Assessment of schemes for earthquake prediction: Editor's introduction

This contribution introduces a series of papers on the assessment of schemes for earthquake prediction, originally presented at an RAS/JAG Discussion Meeting. The papers also address the social and administrative implications of earthquake prediction and the question whether this objective is feasible in either a strictly scientific or a socially useful sense. Contributions on the assessment process itself stress the importance of clearly defining procedures and anticipated outcomes in advance of any prediction experiment. After-the-fact searches for correlations drastically weaken the statistical significance of any association which is found. The record of a proposed prediction scheme can be made to appear more significant by comparing it with an inadequate or unsuitable model of seismicity. Because the distribution of earthquakes is clustered in both time and space, simple models (e.g. Poisson distribution in time) do not fully characterize it, and statistical tests which rely on such assumptions are inappropriate.

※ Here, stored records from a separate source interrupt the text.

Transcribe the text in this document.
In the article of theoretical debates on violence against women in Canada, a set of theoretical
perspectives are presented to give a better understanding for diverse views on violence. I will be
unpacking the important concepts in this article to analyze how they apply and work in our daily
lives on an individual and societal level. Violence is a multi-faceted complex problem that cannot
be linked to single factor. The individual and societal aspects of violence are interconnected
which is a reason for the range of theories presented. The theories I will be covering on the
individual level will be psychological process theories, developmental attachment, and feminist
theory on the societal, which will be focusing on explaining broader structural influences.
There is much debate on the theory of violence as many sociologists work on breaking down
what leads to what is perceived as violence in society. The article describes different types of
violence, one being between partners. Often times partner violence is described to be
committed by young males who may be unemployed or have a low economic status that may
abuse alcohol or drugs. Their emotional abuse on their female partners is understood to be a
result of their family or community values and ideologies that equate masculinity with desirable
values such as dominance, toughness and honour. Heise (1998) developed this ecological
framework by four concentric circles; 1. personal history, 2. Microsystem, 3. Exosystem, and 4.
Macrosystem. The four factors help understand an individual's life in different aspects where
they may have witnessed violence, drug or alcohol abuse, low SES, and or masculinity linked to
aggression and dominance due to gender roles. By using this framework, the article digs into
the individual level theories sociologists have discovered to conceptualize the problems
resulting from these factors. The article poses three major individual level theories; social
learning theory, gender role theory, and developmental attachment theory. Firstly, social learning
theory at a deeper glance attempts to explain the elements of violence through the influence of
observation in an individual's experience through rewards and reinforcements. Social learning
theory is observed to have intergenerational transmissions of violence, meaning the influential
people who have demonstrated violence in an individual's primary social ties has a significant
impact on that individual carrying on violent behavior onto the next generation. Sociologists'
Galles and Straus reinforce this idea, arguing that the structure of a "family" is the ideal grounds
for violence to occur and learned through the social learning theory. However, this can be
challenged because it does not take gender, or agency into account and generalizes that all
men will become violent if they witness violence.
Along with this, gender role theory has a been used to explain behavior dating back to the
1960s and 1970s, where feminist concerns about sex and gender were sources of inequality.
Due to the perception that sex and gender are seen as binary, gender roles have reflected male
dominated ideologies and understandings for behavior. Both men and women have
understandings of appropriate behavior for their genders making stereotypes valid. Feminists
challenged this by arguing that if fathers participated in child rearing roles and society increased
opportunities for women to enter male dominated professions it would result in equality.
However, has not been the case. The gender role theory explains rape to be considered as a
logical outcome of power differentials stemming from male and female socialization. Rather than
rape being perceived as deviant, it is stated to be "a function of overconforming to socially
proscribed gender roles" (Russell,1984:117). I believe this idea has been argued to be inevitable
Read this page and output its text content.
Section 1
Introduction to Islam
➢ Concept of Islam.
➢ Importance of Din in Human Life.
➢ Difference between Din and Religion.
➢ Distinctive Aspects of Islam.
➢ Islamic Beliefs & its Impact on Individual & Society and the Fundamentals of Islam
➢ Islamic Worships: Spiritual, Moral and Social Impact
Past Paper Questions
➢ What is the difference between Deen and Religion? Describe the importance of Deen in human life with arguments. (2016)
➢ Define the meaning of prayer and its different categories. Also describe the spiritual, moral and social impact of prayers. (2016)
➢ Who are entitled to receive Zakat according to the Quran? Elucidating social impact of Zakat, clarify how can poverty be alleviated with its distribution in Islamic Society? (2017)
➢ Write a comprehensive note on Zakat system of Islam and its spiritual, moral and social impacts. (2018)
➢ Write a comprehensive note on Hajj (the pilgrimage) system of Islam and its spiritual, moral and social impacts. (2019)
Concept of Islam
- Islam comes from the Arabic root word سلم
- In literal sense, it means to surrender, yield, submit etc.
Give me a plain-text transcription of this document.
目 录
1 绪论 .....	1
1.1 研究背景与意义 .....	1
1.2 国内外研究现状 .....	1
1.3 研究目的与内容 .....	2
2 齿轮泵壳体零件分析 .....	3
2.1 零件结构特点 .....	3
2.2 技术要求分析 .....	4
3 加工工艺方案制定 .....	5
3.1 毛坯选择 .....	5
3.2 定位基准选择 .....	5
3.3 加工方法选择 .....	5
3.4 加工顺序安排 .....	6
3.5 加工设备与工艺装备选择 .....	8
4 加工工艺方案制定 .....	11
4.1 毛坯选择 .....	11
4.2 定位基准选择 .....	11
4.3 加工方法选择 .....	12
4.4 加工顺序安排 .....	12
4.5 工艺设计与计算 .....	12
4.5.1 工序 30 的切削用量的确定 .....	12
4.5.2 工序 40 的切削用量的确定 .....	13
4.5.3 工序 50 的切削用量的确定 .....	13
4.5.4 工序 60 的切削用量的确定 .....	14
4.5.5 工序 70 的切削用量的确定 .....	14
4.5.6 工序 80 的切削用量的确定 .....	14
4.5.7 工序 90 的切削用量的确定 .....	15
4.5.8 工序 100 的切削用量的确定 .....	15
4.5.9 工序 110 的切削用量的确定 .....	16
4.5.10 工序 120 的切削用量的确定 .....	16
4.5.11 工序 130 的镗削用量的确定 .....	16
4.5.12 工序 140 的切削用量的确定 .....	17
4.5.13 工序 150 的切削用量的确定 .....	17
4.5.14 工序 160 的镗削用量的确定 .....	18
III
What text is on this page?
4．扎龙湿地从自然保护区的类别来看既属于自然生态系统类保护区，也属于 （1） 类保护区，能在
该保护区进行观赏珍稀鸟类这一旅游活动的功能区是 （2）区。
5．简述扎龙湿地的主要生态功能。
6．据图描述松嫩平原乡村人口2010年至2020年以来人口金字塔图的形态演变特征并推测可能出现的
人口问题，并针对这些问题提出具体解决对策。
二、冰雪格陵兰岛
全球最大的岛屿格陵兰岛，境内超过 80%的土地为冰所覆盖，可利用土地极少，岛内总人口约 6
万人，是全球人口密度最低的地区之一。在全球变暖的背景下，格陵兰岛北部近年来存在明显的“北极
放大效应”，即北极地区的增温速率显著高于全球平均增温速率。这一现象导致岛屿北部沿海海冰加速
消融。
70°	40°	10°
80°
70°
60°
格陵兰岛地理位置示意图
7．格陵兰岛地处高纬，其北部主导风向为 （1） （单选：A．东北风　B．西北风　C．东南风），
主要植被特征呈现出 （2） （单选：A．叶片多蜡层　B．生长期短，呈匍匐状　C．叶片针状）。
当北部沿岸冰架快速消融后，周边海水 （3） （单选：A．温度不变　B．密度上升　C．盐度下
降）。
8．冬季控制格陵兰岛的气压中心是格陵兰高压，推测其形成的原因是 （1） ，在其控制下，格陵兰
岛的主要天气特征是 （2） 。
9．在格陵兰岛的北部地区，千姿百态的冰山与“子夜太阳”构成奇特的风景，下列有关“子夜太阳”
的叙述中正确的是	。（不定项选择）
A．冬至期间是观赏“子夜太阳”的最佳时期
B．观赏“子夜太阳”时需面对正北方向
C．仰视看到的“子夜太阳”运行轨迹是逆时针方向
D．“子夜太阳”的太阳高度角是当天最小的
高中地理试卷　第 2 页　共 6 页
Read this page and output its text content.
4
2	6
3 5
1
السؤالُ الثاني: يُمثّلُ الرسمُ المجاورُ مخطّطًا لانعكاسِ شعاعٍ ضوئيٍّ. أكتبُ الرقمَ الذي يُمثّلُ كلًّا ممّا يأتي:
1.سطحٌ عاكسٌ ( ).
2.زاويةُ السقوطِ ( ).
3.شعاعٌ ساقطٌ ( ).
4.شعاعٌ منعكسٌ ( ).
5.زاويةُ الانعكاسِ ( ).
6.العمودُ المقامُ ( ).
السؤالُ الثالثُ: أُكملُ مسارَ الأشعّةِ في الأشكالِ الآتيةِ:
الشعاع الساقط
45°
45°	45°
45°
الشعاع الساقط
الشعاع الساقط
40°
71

The history of attempts to predict earthquakes suggests that little if any progress is being made towards the goal of specifying-in advance and within reasonably tight limits-the time and place of occurrence and the size of the forthcoming event. The view that prediction may be impossible is regaining support following a change in perception regarding the nature and origin of earthquakes and faulting. Reid's elastic rebound model and its associated conceptual framework of a near-homogeneous Earth are being superseded by a fundamentally heterogenous model employing the stochastically oriented concept of self-organized criticality. Within the latter model, both the initiation and the eventual progress of rupture on a fault depend on a multitude of factors related to both local stress and strength, which are inter-related and heterogeneous beyond practical measurement. Thus, the course of a fracture towards large-scale failure cannot practically be determined in advance. Other contributors show that an unusually high degree of scientific confidence is required in order for a prediction to be of significant social value. Therefore, in terms of saving both lives and property, statistical approaches to hazard assessment, combined with appropriate programmes of risk reduction, continue to offer the most cost-effective means of reducing earthquake-related losses.